In der Traditionellen Chinesischen Medizin (TCM) kommen neben den Samen auch die Wurzeln bei nächtlichen Samenergüssen oder Menstruationsbeschwerden zur Anwendung. Eine Abkochung aus 5-10 Gramm der Wurzeln ist ferner verdauungsfördernd, appetitanregend und hilft bei Blähungen.

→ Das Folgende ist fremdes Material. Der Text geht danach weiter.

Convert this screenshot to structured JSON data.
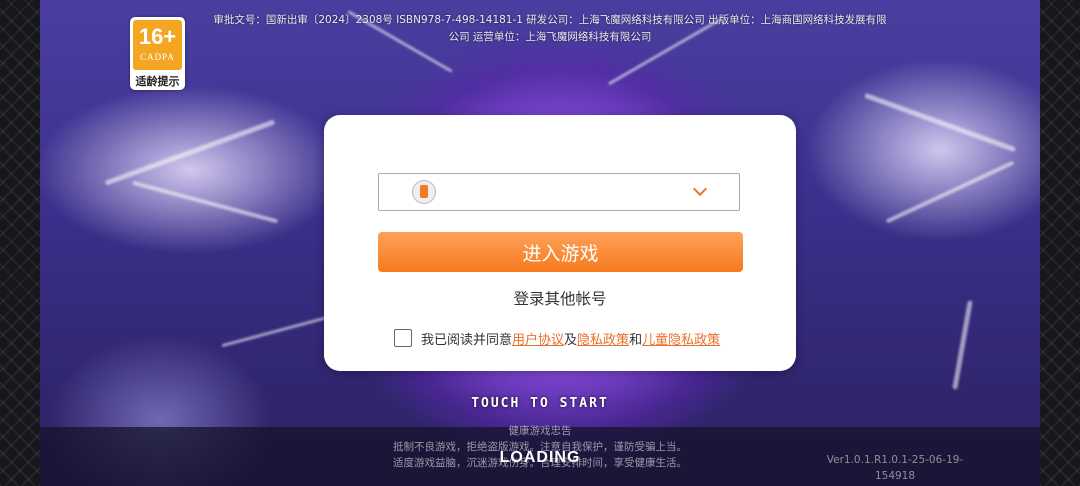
{
  "age_rating": {
    "label": "16+",
    "org": "CADPA",
    "tip": "适龄提示"
  },
  "license_text": {
    "line1": "审批文号：国新出审〔2024〕2308号 ISBN978-7-498-14181-1 研发公司：上海飞魔网络科技有限公司 出版单位：上海商国网络科技发展有限",
    "line2": "公司 运营单位：上海飞魔网络科技有限公司"
  },
  "login": {
    "account_icon": "phone-icon",
    "dropdown_icon": "chevron-down-icon",
    "enter_button": "进入游戏",
    "other_account": "登录其他帐号",
    "agreement": {
      "prefix": "我已阅读并同意",
      "user_agreement": "用户协议",
      "and1": "及",
      "privacy_policy": "隐私政策",
      "and2": "和",
      "child_privacy": "儿童隐私政策",
      "checked": false
    }
  },
  "touch_to_start": "TOUCH TO START",
  "health_notice": {
    "title": "健康游戏忠告",
    "line1": "抵制不良游戏，拒绝盗版游戏。注意自我保护，谨防受骗上当。",
    "line2": "适度游戏益脑，沉迷游戏伤身。合理安排时间，享受健康生活。"
  },
  "loading_text": "LOADING",
  "version": "Ver1.0.1.R1.0.1-25-06-19-154918",
  "colors": {
    "accent": "#f57a1e",
    "link": "#e8702a",
    "badge": "#f4a622"
  }
}
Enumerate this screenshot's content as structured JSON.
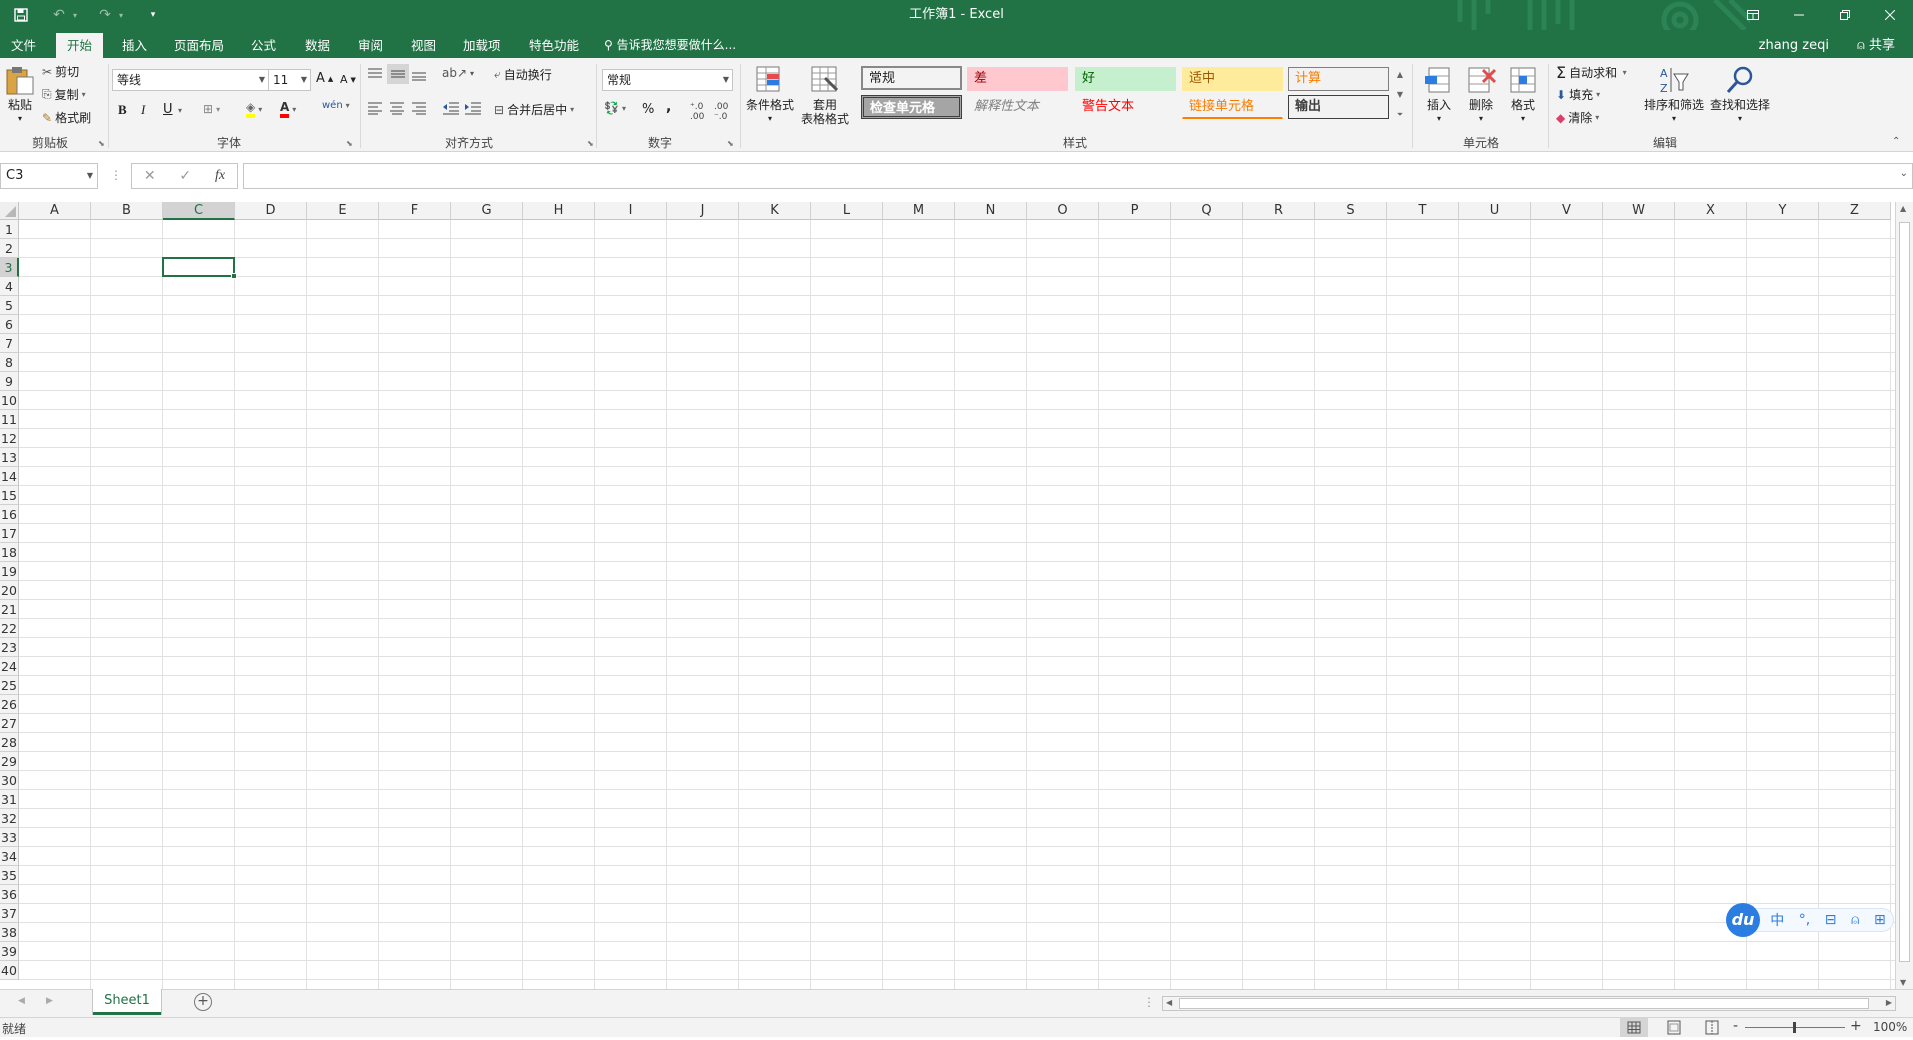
{
  "window": {
    "title": "工作簿1 - Excel"
  },
  "tabs": [
    "文件",
    "开始",
    "插入",
    "页面布局",
    "公式",
    "数据",
    "审阅",
    "视图",
    "加载项",
    "特色功能"
  ],
  "tell_me": "告诉我您想要做什么...",
  "user": {
    "name": "zhang zeqi",
    "share": "共享"
  },
  "clipboard": {
    "paste": "粘贴",
    "cut": "剪切",
    "copy": "复制",
    "format_painter": "格式刷",
    "group": "剪贴板"
  },
  "font": {
    "name": "等线",
    "size": "11",
    "bold": "B",
    "italic": "I",
    "underline": "U",
    "grow": "A",
    "shrink": "A",
    "font_color": "A",
    "wen": "wén",
    "group": "字体"
  },
  "alignment": {
    "wrap": "自动换行",
    "merge": "合并后居中",
    "group": "对齐方式"
  },
  "number": {
    "format": "常规",
    "percent": "%",
    "comma": ",",
    "group": "数字"
  },
  "styles": {
    "conditional": "条件格式",
    "table_line1": "套用",
    "table_line2": "表格格式",
    "cells": [
      {
        "label": "常规",
        "color": "#000000",
        "bg": "#ffffff"
      },
      {
        "label": "差",
        "color": "#9c0006",
        "bg": "#ffc7ce"
      },
      {
        "label": "好",
        "color": "#006100",
        "bg": "#c6efce"
      },
      {
        "label": "适中",
        "color": "#9c5700",
        "bg": "#ffeb9c"
      },
      {
        "label": "计算",
        "color": "#fa7d00",
        "bg": "#f2f2f2"
      },
      {
        "label": "检查单元格",
        "color": "#ffffff",
        "bg": "#a5a5a5"
      },
      {
        "label": "解释性文本",
        "color": "#7f7f7f",
        "bg": "#ffffff"
      },
      {
        "label": "警告文本",
        "color": "#ff0000",
        "bg": "#ffffff"
      },
      {
        "label": "链接单元格",
        "color": "#fa7d00",
        "bg": "#ffffff"
      },
      {
        "label": "输出",
        "color": "#3f3f3f",
        "bg": "#f2f2f2"
      }
    ],
    "group": "样式"
  },
  "cells_group": {
    "insert": "插入",
    "delete": "删除",
    "format": "格式",
    "group": "单元格"
  },
  "editing": {
    "autosum": "自动求和",
    "fill": "填充",
    "clear": "清除",
    "sort": "排序和筛选",
    "find": "查找和选择",
    "group": "编辑"
  },
  "formula_bar": {
    "name_box": "C3",
    "cancel": "✕",
    "enter": "✓",
    "fx": "fx",
    "value": ""
  },
  "grid": {
    "columns": [
      "A",
      "B",
      "C",
      "D",
      "E",
      "F",
      "G",
      "H",
      "I",
      "J",
      "K",
      "L",
      "M",
      "N",
      "O",
      "P",
      "Q",
      "R",
      "S",
      "T",
      "U",
      "V",
      "W",
      "X",
      "Y",
      "Z"
    ],
    "rows": [
      "1",
      "2",
      "3",
      "4",
      "5",
      "6",
      "7",
      "8",
      "9",
      "10",
      "11",
      "12",
      "13",
      "14",
      "15",
      "16",
      "17",
      "18",
      "19",
      "20",
      "21",
      "22",
      "23",
      "24",
      "25",
      "26",
      "27",
      "28",
      "29",
      "30",
      "31",
      "32",
      "33",
      "34",
      "35",
      "36",
      "37",
      "38",
      "39",
      "40"
    ],
    "selected_column": "C",
    "selected_row": "3"
  },
  "sheets": {
    "tabs": [
      "Sheet1"
    ],
    "add": "+"
  },
  "status": {
    "ready": "就绪",
    "zoom": "100%",
    "zoom_minus": "-",
    "zoom_plus": "+"
  },
  "ime": {
    "badge": "du",
    "lang": "中",
    "punct": "°,",
    "box": "⊟",
    "user": "⍝",
    "grid": "⊞"
  },
  "colors": {
    "accent": "#217346",
    "ribbon_bg": "#f3f3f3"
  }
}
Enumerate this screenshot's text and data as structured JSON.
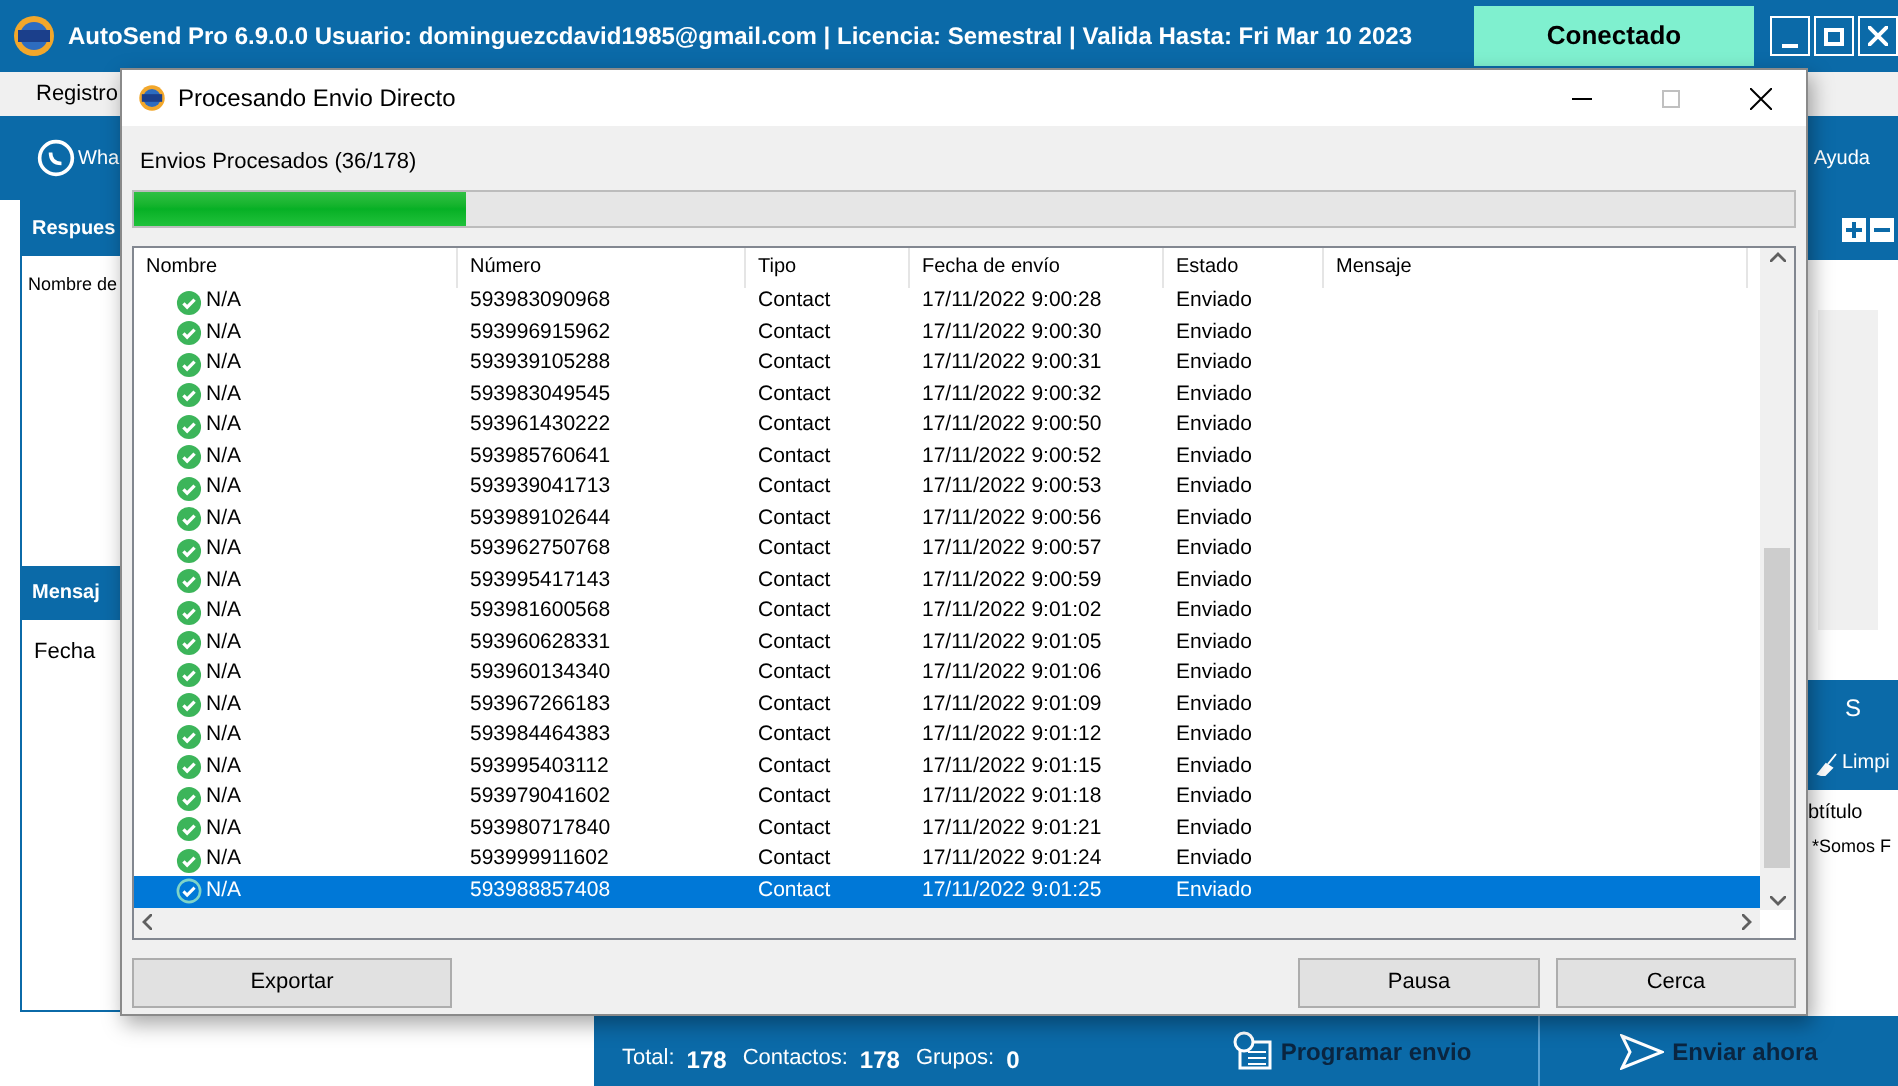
{
  "app": {
    "title": "AutoSend Pro 6.9.0.0  Usuario: dominguezcdavid1985@gmail.com | Licencia: Semestral | Valida Hasta: Fri Mar 10 2023",
    "status": "Conectado",
    "menu": [
      "Registro"
    ],
    "toolbar_left": "Wha",
    "toolbar_right": "Ayuda",
    "left_panel": {
      "header": "Respues",
      "label": "Nombre de",
      "header2": "Mensaj",
      "label2": "Fecha"
    },
    "right_panel": {
      "header": "S",
      "clear_button": "Limpi",
      "column": "btítulo",
      "cell": "*Somos F"
    },
    "summary": [
      {
        "label": "Total:",
        "value": "178"
      },
      {
        "label": "Contactos:",
        "value": "178"
      },
      {
        "label": "Grupos:",
        "value": "0"
      }
    ],
    "schedule_button": "Programar envio",
    "send_button": "Enviar ahora"
  },
  "dialog": {
    "title": "Procesando Envio Directo",
    "progress_label": "Envios Procesados (36/178)",
    "level": 0.2,
    "columns": [
      "Nombre",
      "Número",
      "Tipo",
      "Fecha de envío",
      "Estado",
      "Mensaje"
    ],
    "rows": [
      {
        "name": "N/A",
        "number": "593983090968",
        "type": "Contact",
        "date": "17/11/2022 9:00:28",
        "status": "Enviado",
        "selected": false
      },
      {
        "name": "N/A",
        "number": "593996915962",
        "type": "Contact",
        "date": "17/11/2022 9:00:30",
        "status": "Enviado",
        "selected": false
      },
      {
        "name": "N/A",
        "number": "593939105288",
        "type": "Contact",
        "date": "17/11/2022 9:00:31",
        "status": "Enviado",
        "selected": false
      },
      {
        "name": "N/A",
        "number": "593983049545",
        "type": "Contact",
        "date": "17/11/2022 9:00:32",
        "status": "Enviado",
        "selected": false
      },
      {
        "name": "N/A",
        "number": "593961430222",
        "type": "Contact",
        "date": "17/11/2022 9:00:50",
        "status": "Enviado",
        "selected": false
      },
      {
        "name": "N/A",
        "number": "593985760641",
        "type": "Contact",
        "date": "17/11/2022 9:00:52",
        "status": "Enviado",
        "selected": false
      },
      {
        "name": "N/A",
        "number": "593939041713",
        "type": "Contact",
        "date": "17/11/2022 9:00:53",
        "status": "Enviado",
        "selected": false
      },
      {
        "name": "N/A",
        "number": "593989102644",
        "type": "Contact",
        "date": "17/11/2022 9:00:56",
        "status": "Enviado",
        "selected": false
      },
      {
        "name": "N/A",
        "number": "593962750768",
        "type": "Contact",
        "date": "17/11/2022 9:00:57",
        "status": "Enviado",
        "selected": false
      },
      {
        "name": "N/A",
        "number": "593995417143",
        "type": "Contact",
        "date": "17/11/2022 9:00:59",
        "status": "Enviado",
        "selected": false
      },
      {
        "name": "N/A",
        "number": "593981600568",
        "type": "Contact",
        "date": "17/11/2022 9:01:02",
        "status": "Enviado",
        "selected": false
      },
      {
        "name": "N/A",
        "number": "593960628331",
        "type": "Contact",
        "date": "17/11/2022 9:01:05",
        "status": "Enviado",
        "selected": false
      },
      {
        "name": "N/A",
        "number": "593960134340",
        "type": "Contact",
        "date": "17/11/2022 9:01:06",
        "status": "Enviado",
        "selected": false
      },
      {
        "name": "N/A",
        "number": "593967266183",
        "type": "Contact",
        "date": "17/11/2022 9:01:09",
        "status": "Enviado",
        "selected": false
      },
      {
        "name": "N/A",
        "number": "593984464383",
        "type": "Contact",
        "date": "17/11/2022 9:01:12",
        "status": "Enviado",
        "selected": false
      },
      {
        "name": "N/A",
        "number": "593995403112",
        "type": "Contact",
        "date": "17/11/2022 9:01:15",
        "status": "Enviado",
        "selected": false
      },
      {
        "name": "N/A",
        "number": "593979041602",
        "type": "Contact",
        "date": "17/11/2022 9:01:18",
        "status": "Enviado",
        "selected": false
      },
      {
        "name": "N/A",
        "number": "593980717840",
        "type": "Contact",
        "date": "17/11/2022 9:01:21",
        "status": "Enviado",
        "selected": false
      },
      {
        "name": "N/A",
        "number": "593999911602",
        "type": "Contact",
        "date": "17/11/2022 9:01:24",
        "status": "Enviado",
        "selected": false
      },
      {
        "name": "N/A",
        "number": "593988857408",
        "type": "Contact",
        "date": "17/11/2022 9:01:25",
        "status": "Enviado",
        "selected": true
      }
    ],
    "buttons": [
      "Exportar",
      "Pausa",
      "Cerca"
    ]
  }
}
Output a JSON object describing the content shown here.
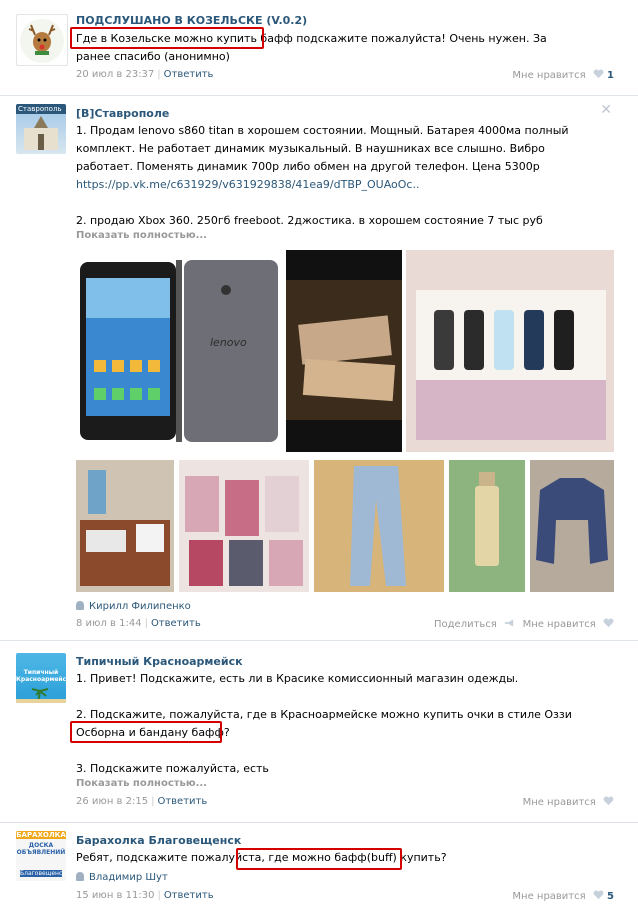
{
  "posts": [
    {
      "title": "ПОДСЛУШАНО В КОЗЕЛЬСКЕ (V.0.2)",
      "text_highlight": "Где в Козельске можно купить бафф",
      "text_rest": " подскажите пожалуйста! Очень нужен. За",
      "text_line2": "ранее спасибо (анонимно)",
      "date": "20 июл в 23:37",
      "reply": "Ответить",
      "like_label": "Мне нравится",
      "like_count": "1"
    },
    {
      "title": "[В]Ставрополе",
      "avatar_caption": "Ставрополь",
      "lines": [
        "1. Продам lenovo s860 titan в хорошем состоянии. Мощный. Батарея 4000ма полный",
        "комплект. Не работает динамик музыкальный. В наушниках все слышно. Вибро",
        "работает. Поменять динамик 700р либо обмен на другой телефон. Цена 5300р"
      ],
      "url": "https://pp.vk.me/c631929/v631929838/41ea9/dTBP_OUAoOc..",
      "line_item2": "2. продаю Xbox 360. 250гб freeboot. 2джостика. в хорошем состояние 7 тыс руб",
      "show_more": "Показать полностью...",
      "phone_brand": "lenovo",
      "author": "Кирилл Филипенко",
      "date": "8 июл в 1:44",
      "reply": "Ответить",
      "share_label": "Поделиться",
      "like_label": "Мне нравится"
    },
    {
      "title": "Типичный Красноармейск",
      "avatar_caption": "Типичный Красноармейск",
      "line1": "1. Привет! Подскажите, есть ли в Красике комиссионный магазин одежды.",
      "line2": "2. Подскажите, пожалуйста, где в Красноармейске можно купить очки в стиле Оззи",
      "line2_highlight": "Осборна и бандану бафф?",
      "line3": "3. Подскажите пожалуйста, есть",
      "show_more": "Показать полностью...",
      "date": "26 июн в 2:15",
      "reply": "Ответить",
      "like_label": "Мне нравится"
    },
    {
      "title": "Барахолка Благовещенск",
      "avatar_caption1": "БАРАХОЛКА",
      "avatar_caption2": "ДОСКА ОБЪЯВЛЕНИЙ",
      "avatar_caption3": "Благовещенск",
      "text_before": "Ребят, подскажите пожалуйста, ",
      "text_highlight": "где можно бафф(buff) купить?",
      "author": "Владимир Шут",
      "date": "15 июн в 11:30",
      "reply": "Ответить",
      "like_label": "Мне нравится",
      "like_count": "5"
    }
  ],
  "colors": {
    "link": "#2b587a",
    "muted": "#999999",
    "highlight_border": "#d40000"
  }
}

Da heute Ginkgoblätter von der modernen westlichen Kräutermedizin eingesetzt werden haben auch moderne Ärzte und Heilpraktiker der TCM ein Auge auf die Ginkgoblätter geworfen und diese nach ihrem traditionellen, ganzheitlichen System analysiert. Sie sind zum Ergebnis gekommen dass eine Abkochung aus Ginkgo biloba Blättern das Blut bewegt, Wasseransammlungen (Ödeme) reduziert, das „Herz-Qi“ tonisiert und den Geist ermuntert. Ihre Temperatur ist neutral, der Geschmack bitter und leicht süß und die Eigenschaften werden als trocknend und wiederum Blut bewegend beschrieben.

Die traditionelle japanische Medizin, „Kampo“

Die traditionelle japanische Medizin, „Kampo“ genannt, hat sich ursprünglich aus der chinesischen Medizin entwickelt. Und obwohl auch der Ginkgobaum im 11. Jahrhundert von China nach Japan kam, kommt Ginkgo als Heilpflanze in der japanischen Medizin nicht vor. Viel eher als an die Heilkraft glaubt man in Japan an die Symbolkraft des Ginkgoblattes.

Als Nahrungsmittel kommt Ginkgo in Japan traditionell zur Anwendung. Die gegarten oder gerösteten „Silbermandeln“ werden gern als Knabberei gereicht oder in Speisen verarbeitet, und Ginkgo Samenkerne sind in japanischen Lebensmittelläden in Konserven erhältlich. Denn die verdauungsfördernde Wirkung von Ginkgo biloba ist auch in Japan bekannt und beliebt.